For borrowers, the key takeaway is that the new rules do not prohibit banks from using recovery technology, but they do create a meaningful procedural wall: a 90-day minimum DPD threshold, a two-notice requirement, graduated restrictions, inviolable emergency access, one-hour reversal on repayment, ₹250/hour compensation for wrongful restriction, absolute data privacy, and mandatory post-loan uninstallation. These are not aspirational guidelines — they are legally binding directions issued under Sections 21 and 35A of the Banking Regulation Act, 1949.
For banks and compliance officers, the operational implications are equally significant. Loan contracts for device-financing products will need to be comprehensively redrafted before October 1, 2026. Recovery systems must be configured to enforce the DPD thresholds and graduated restriction logic. Grievance mechanisms must be upgraded, and compensation-tracking systems must be built to handle wrongful-restriction claims automatically.

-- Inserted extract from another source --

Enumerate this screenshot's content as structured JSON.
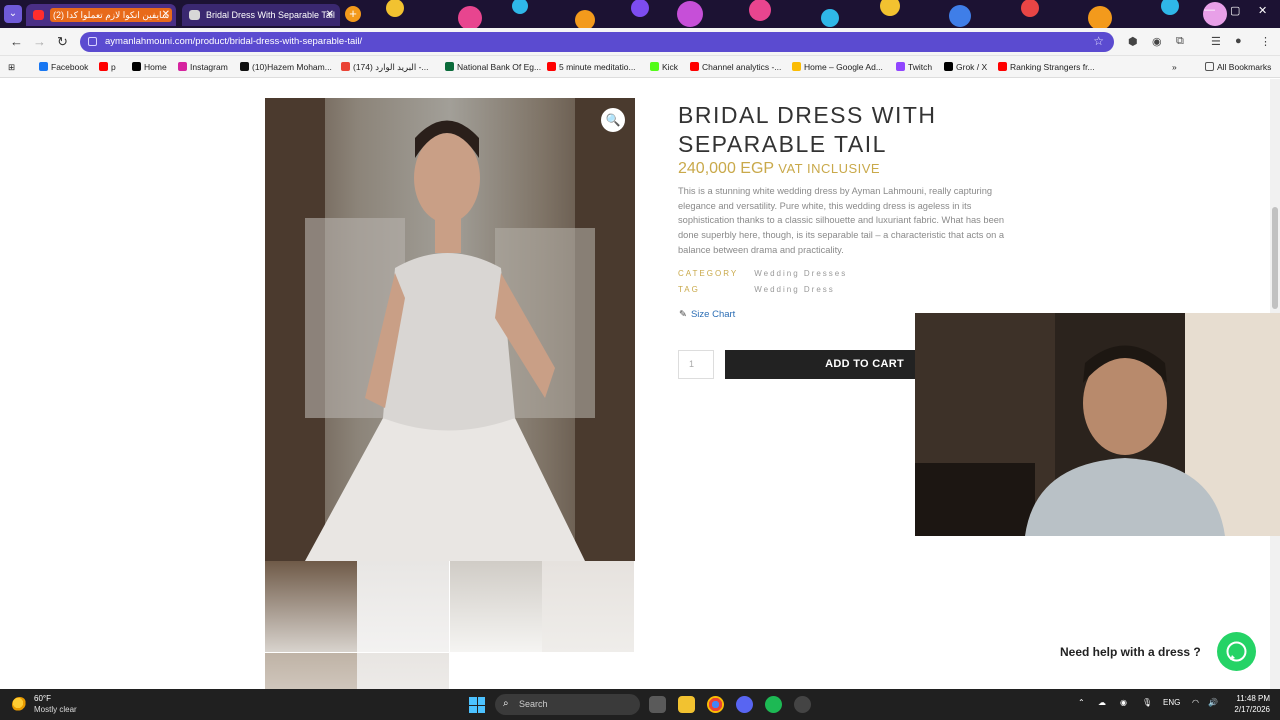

In a country where the smartphone is increasingly the primary interface for work, banking, healthcare, and social connection, getting the balance right between creditor rights and borrower dignity is not just a regulatory question — it is a question of fundamental fairness. The RBI appears to understand that.
Key Dates to Remember
The Amendment Directions come into effect on October 1, 2026. Loan contracts signed on or after that date for device-financing must include the required clauses. Existing device-financing contracts should be reviewed: banks may need to amend terms or seek fresh consent from borrowers before deploying restriction mechanisms.
Disclaimer: This article is based on the Draft RBI (Commercial Banks — Responsible Business Conduct) Amendment Directions, 2026, as published for public comment. Final directions may differ. This article is for informational purposes only and does not constitute legal or financial advice. Consult a qualified legal professional for advice specific to your situation.